TAMPA – Can a machine think like you? Learn like you? Paint your portrait like Picasso?
Visitors at Tampa’s Museum of Science and Industry will soon be able to find out with the Sept. 6 opening of “Artificial Intelligence: Your Mind & The Machine.”
The interactive, traveling exhibit explores the effects of artificial intelligence.
Forget the killer robots of science fiction. This is about the everyday technology shaping how people live, work and learn. With games, smart machines and hands-on challenges, it shows how AI works and how it learns to “think” like a human, without getting lost in computer jargon and techno-talk.
“AI might sound mysterious, but at MOSI, we break it down to the basics, so anyone, at any age, can grasp how it works and what it can do in the future,” said John Graydon Smith, president and CEO of MOSI. “It’s already in your pocket, your home and your job, whether you realize it or not. This exhibit makes it fun to see how machines learn, sometimes even better than we do, and why that matters. You’ll leave with a whole new perspective.”
Guests will be immersed in a futuristic playground filled with activities for all ages. Train an AI to recognize your face. Paint a selfie in the style of Van Gogh or Picasso. Press a few keys and hear a piano compose new music using the sounds of 1,400 instruments. Take on stacking puzzles that challenge you to learn like an AI system does.

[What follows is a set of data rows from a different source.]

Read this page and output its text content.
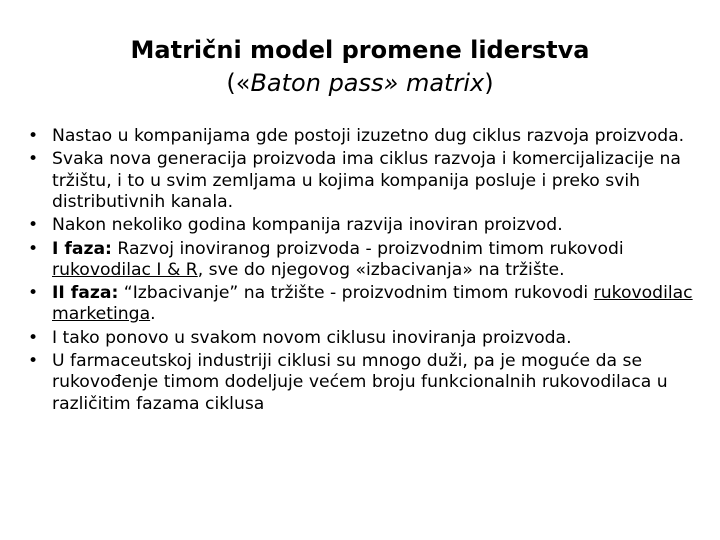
Matrični model promene liderstva
(«Baton pass» matrix)
• Nastao u kompanijama gde postoji izuzetno dug ciklus razvoja proizvoda.
• Svaka nova generacija proizvoda ima ciklus razvoja i komercijalizacije na tržištu, i to u svim zemljama u kojima kompanija posluje i preko svih distributivnih kanala.
• Nakon nekoliko godina kompanija razvija inoviran proizvod.
• I faza: Razvoj inoviranog proizvoda - proizvodnim timom rukovodi rukovodilac I & R, sve do njegovog «izbacivanja» na tržište.
• II faza: “Izbacivanje” na tržište - proizvodnim timom rukovodi rukovodilac marketinga.
• I tako ponovo u svakom novom ciklusu inoviranja proizvoda.
• U farmaceutskoj industriji ciklusi su mnogo duži, pa je moguće da se rukovođenje timom dodeljuje većem broju funkcionalnih rukovodilaca u različitim fazama ciklusa
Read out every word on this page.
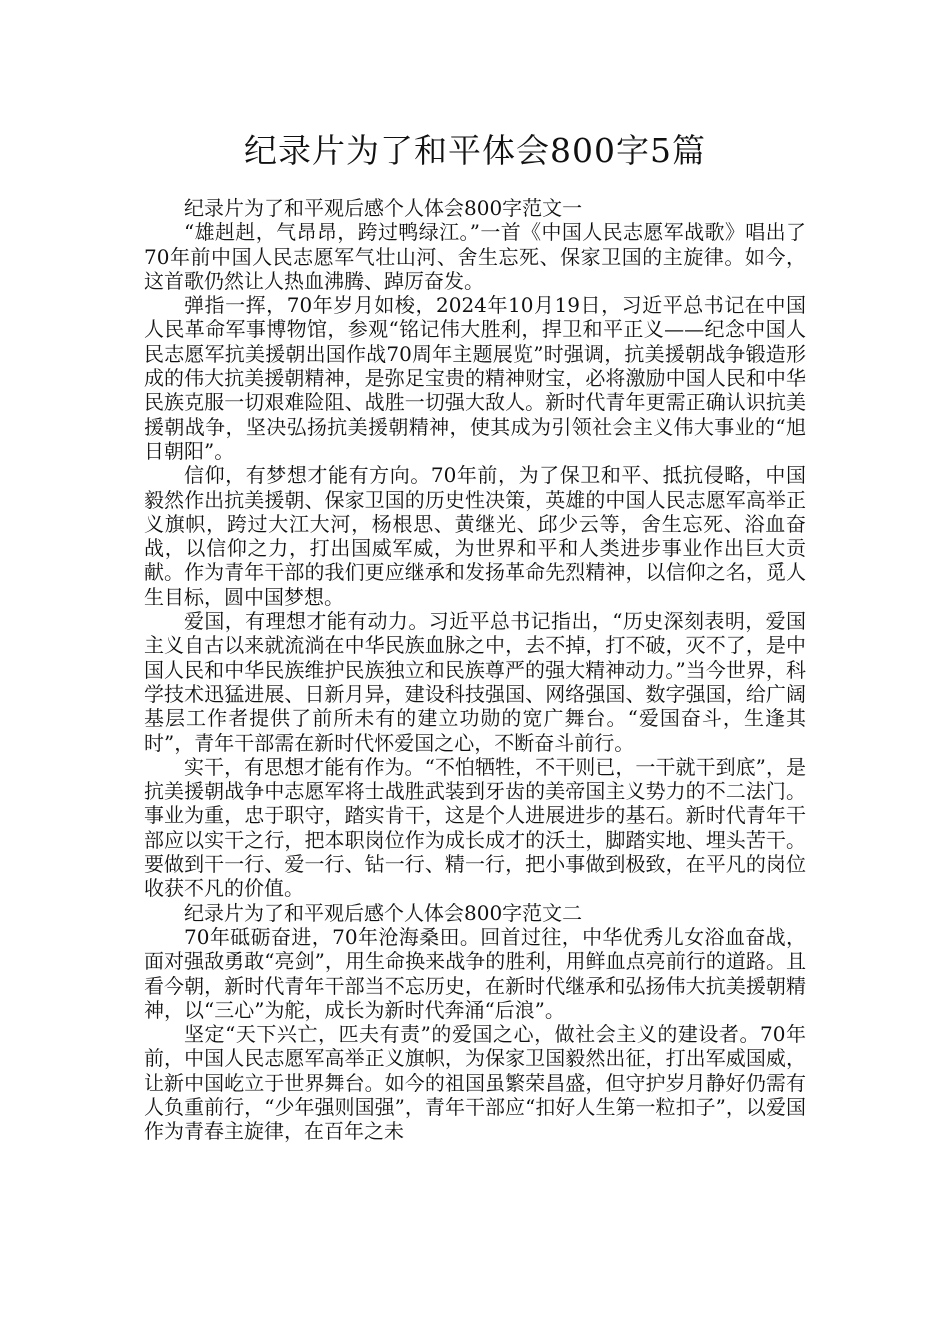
纪录片为了和平体会800字5篇

纪录片为了和平观后感个人体会800字范文一

“雄赳赳，气昂昂，跨过鸭绿江。”一首《中国人民志愿军战歌》唱出了70年前中国人民志愿军气壮山河、舍生忘死、保家卫国的主旋律。如今，这首歌仍然让人热血沸腾、踔厉奋发。

弹指一挥，70年岁月如梭，2024年10月19日，习近平总书记在中国人民革命军事博物馆，参观“铭记伟大胜利，捍卫和平正义——纪念中国人民志愿军抗美援朝出国作战70周年主题展览”时强调，抗美援朝战争锻造形成的伟大抗美援朝精神，是弥足宝贵的精神财宝，必将激励中国人民和中华民族克服一切艰难险阻、战胜一切强大敌人。新时代青年更需正确认识抗美援朝战争，坚决弘扬抗美援朝精神，使其成为引领社会主义伟大事业的“旭日朝阳”。

信仰，有梦想才能有方向。70年前，为了保卫和平、抵抗侵略，中国毅然作出抗美援朝、保家卫国的历史性决策，英雄的中国人民志愿军高举正义旗帜，跨过大江大河，杨根思、黄继光、邱少云等，舍生忘死、浴血奋战，以信仰之力，打出国威军威，为世界和平和人类进步事业作出巨大贡献。作为青年干部的我们更应继承和发扬革命先烈精神，以信仰之名，觅人生目标，圆中国梦想。

爱国，有理想才能有动力。习近平总书记指出，“历史深刻表明，爱国主义自古以来就流淌在中华民族血脉之中，去不掉，打不破，灭不了，是中国人民和中华民族维护民族独立和民族尊严的强大精神动力。”当今世界，科学技术迅猛进展、日新月异，建设科技强国、网络强国、数字强国，给广阔基层工作者提供了前所未有的建立功勋的宽广舞台。“爱国奋斗，生逢其时”，青年干部需在新时代怀爱国之心，不断奋斗前行。

实干，有思想才能有作为。“不怕牺牲，不干则已，一干就干到底”，是抗美援朝战争中志愿军将士战胜武装到牙齿的美帝国主义势力的不二法门。事业为重，忠于职守，踏实肯干，这是个人进展进步的基石。新时代青年干部应以实干之行，把本职岗位作为成长成才的沃土，脚踏实地、埋头苦干。要做到干一行、爱一行、钻一行、精一行，把小事做到极致，在平凡的岗位收获不凡的价值。

纪录片为了和平观后感个人体会800字范文二

70年砥砺奋进，70年沧海桑田。回首过往，中华优秀儿女浴血奋战，面对强敌勇敢“亮剑”，用生命换来战争的胜利，用鲜血点亮前行的道路。且看今朝，新时代青年干部当不忘历史，在新时代继承和弘扬伟大抗美援朝精神，以“三心”为舵，成长为新时代奔涌“后浪”。

坚定“天下兴亡，匹夫有责”的爱国之心，做社会主义的建设者。70年前，中国人民志愿军高举正义旗帜，为保家卫国毅然出征，打出军威国威，让新中国屹立于世界舞台。如今的祖国虽繁荣昌盛，但守护岁月静好仍需有人负重前行，“少年强则国强”，青年干部应“扣好人生第一粒扣子”，以爱国作为青春主旋律，在百年之未
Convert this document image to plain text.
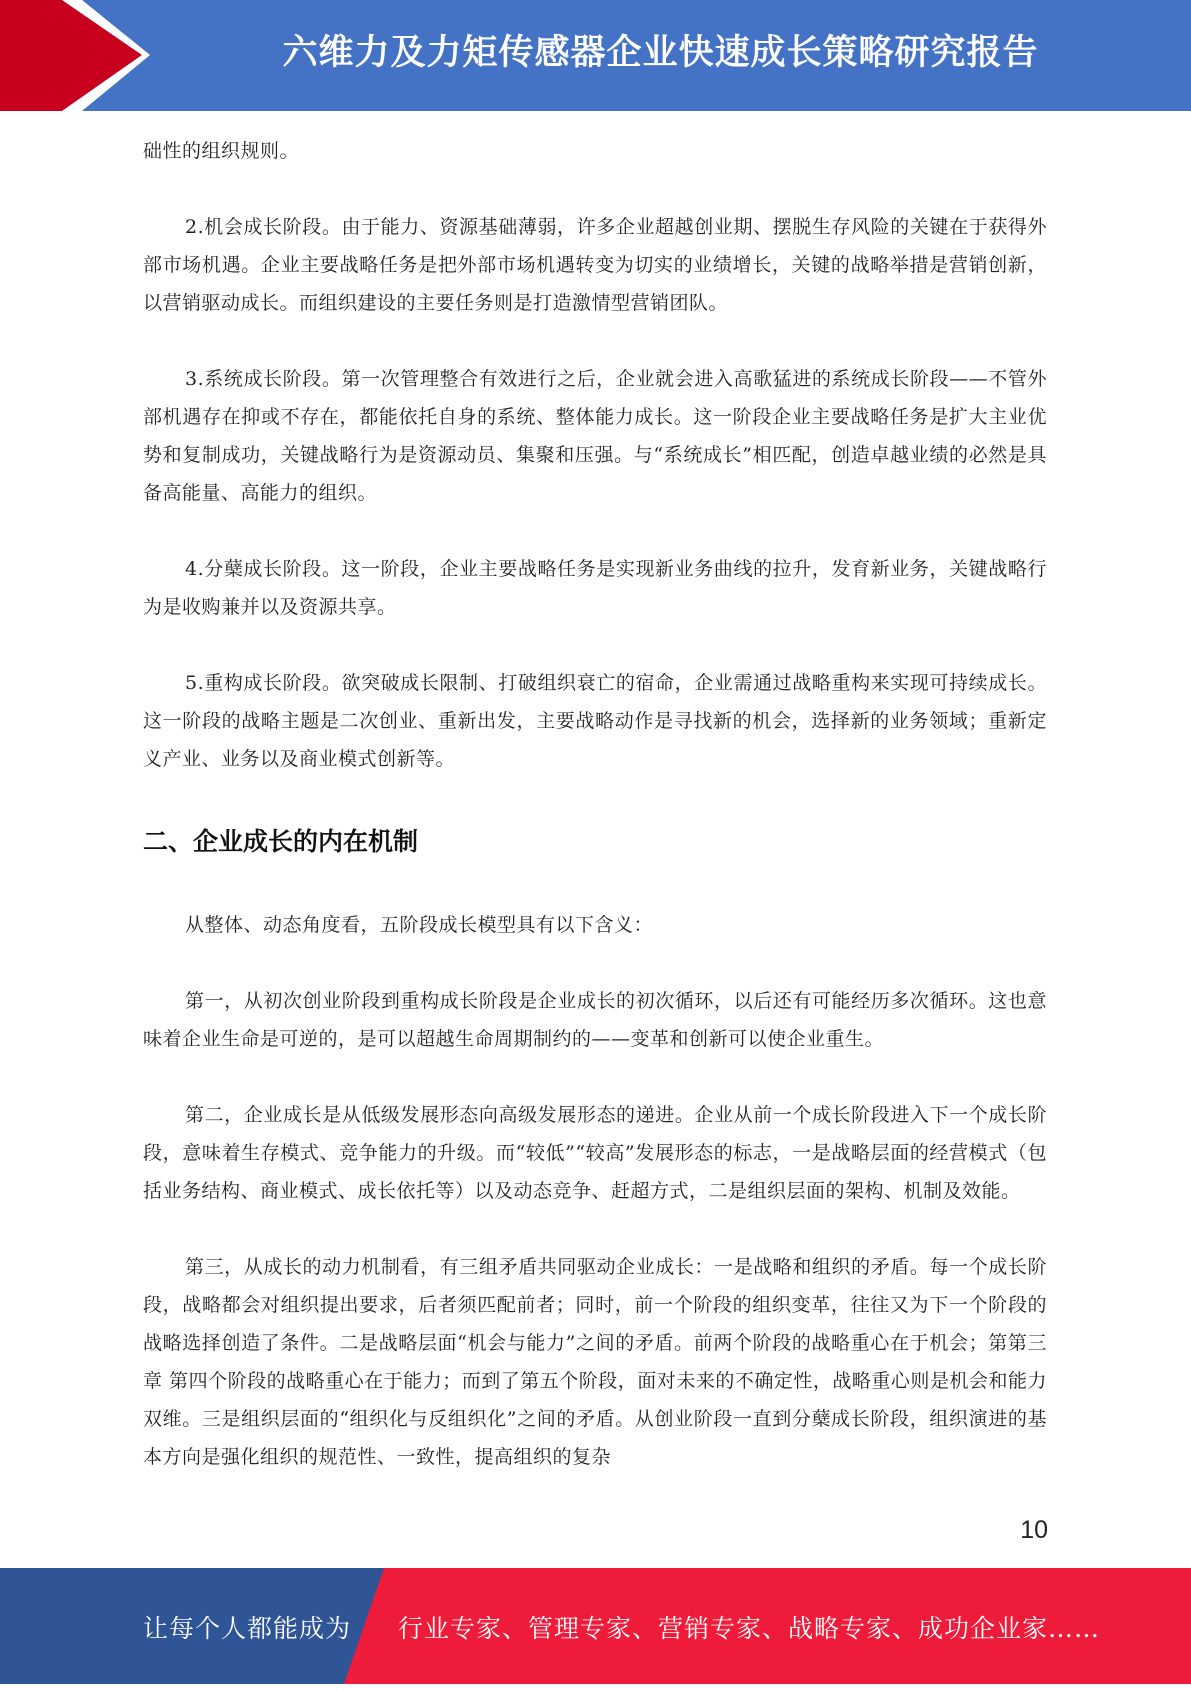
六维力及力矩传感器企业快速成长策略研究报告

础性的组织规则。

2.机会成长阶段。由于能力、资源基础薄弱，许多企业超越创业期、摆脱生存风险的关键在于获得外部市场机遇。企业主要战略任务是把外部市场机遇转变为切实的业绩增长，关键的战略举措是营销创新，以营销驱动成长。而组织建设的主要任务则是打造激情型营销团队。

3.系统成长阶段。第一次管理整合有效进行之后，企业就会进入高歌猛进的系统成长阶段——不管外部机遇存在抑或不存在，都能依托自身的系统、整体能力成长。这一阶段企业主要战略任务是扩大主业优势和复制成功，关键战略行为是资源动员、集聚和压强。与“系统成长”相匹配，创造卓越业绩的必然是具备高能量、高能力的组织。

4.分蘖成长阶段。这一阶段，企业主要战略任务是实现新业务曲线的拉升，发育新业务，关键战略行为是收购兼并以及资源共享。

5.重构成长阶段。欲突破成长限制、打破组织衰亡的宿命，企业需通过战略重构来实现可持续成长。这一阶段的战略主题是二次创业、重新出发，主要战略动作是寻找新的机会，选择新的业务领域；重新定义产业、业务以及商业模式创新等。

二、企业成长的内在机制

从整体、动态角度看，五阶段成长模型具有以下含义：

第一，从初次创业阶段到重构成长阶段是企业成长的初次循环，以后还有可能经历多次循环。这也意味着企业生命是可逆的，是可以超越生命周期制约的——变革和创新可以使企业重生。

第二，企业成长是从低级发展形态向高级发展形态的递进。企业从前一个成长阶段进入下一个成长阶段，意味着生存模式、竞争能力的升级。而“较低”“较高”发展形态的标志，一是战略层面的经营模式（包括业务结构、商业模式、成长依托等）以及动态竞争、赶超方式，二是组织层面的架构、机制及效能。

第三，从成长的动力机制看，有三组矛盾共同驱动企业成长：一是战略和组织的矛盾。每一个成长阶段，战略都会对组织提出要求，后者须匹配前者；同时，前一个阶段的组织变革，往往又为下一个阶段的战略选择创造了条件。二是战略层面“机会与能力”之间的矛盾。前两个阶段的战略重心在于机会；第第三章 第四个阶段的战略重心在于能力；而到了第五个阶段，面对未来的不确定性，战略重心则是机会和能力双维。三是组织层面的“组织化与反组织化”之间的矛盾。从创业阶段一直到分蘖成长阶段，组织演进的基本方向是强化组织的规范性、一致性，提高组织的复杂

10
让每个人都能成为 行业专家、管理专家、营销专家、战略专家、成功企业家……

“Our goal is to give every visitor an introduction to AI that helps them understand what the technology will mean to them,” said HP Newquist, the AI historian and author who created the exhibit. “Kids are certain to work with AI in the years to come, from self-driving cars to digital personal assistants that will help them with their homework. Adults are already trying to make sense of it.”
Exhibit highlights
- Giant Simon game: A huge version of the classic handheld electronic game that challenges you to remember and repeat a pattern of colors and sounds.
- Spot the fake: Compare real photos to AI-generated ones and see if human eyes can still tell the difference.
- AI at the movies: Explore how AI is used in films for everything from creating lifelike special effects to bringing digital characters to life.
- Voice mimic: Record a short message and let the AI recreate it in different voices or accents.
- Guess that object: Show the AI different items and see if it can correctly identify them or hilariously miss the mark.
- Cat vs. Not Cat: Try the AI’s original “training” game based on thousands of internet cat photos, then test if it can spot a cat in unusual places.
- Talk to a translator: Type a sentence and watch as AI instantly translates it into multiple languages. See which ones sound closest to the original meaning.
- Pattern detective: Give the AI clues and watch it solve mysteries by finding patterns in huge sets of data faster than any human could.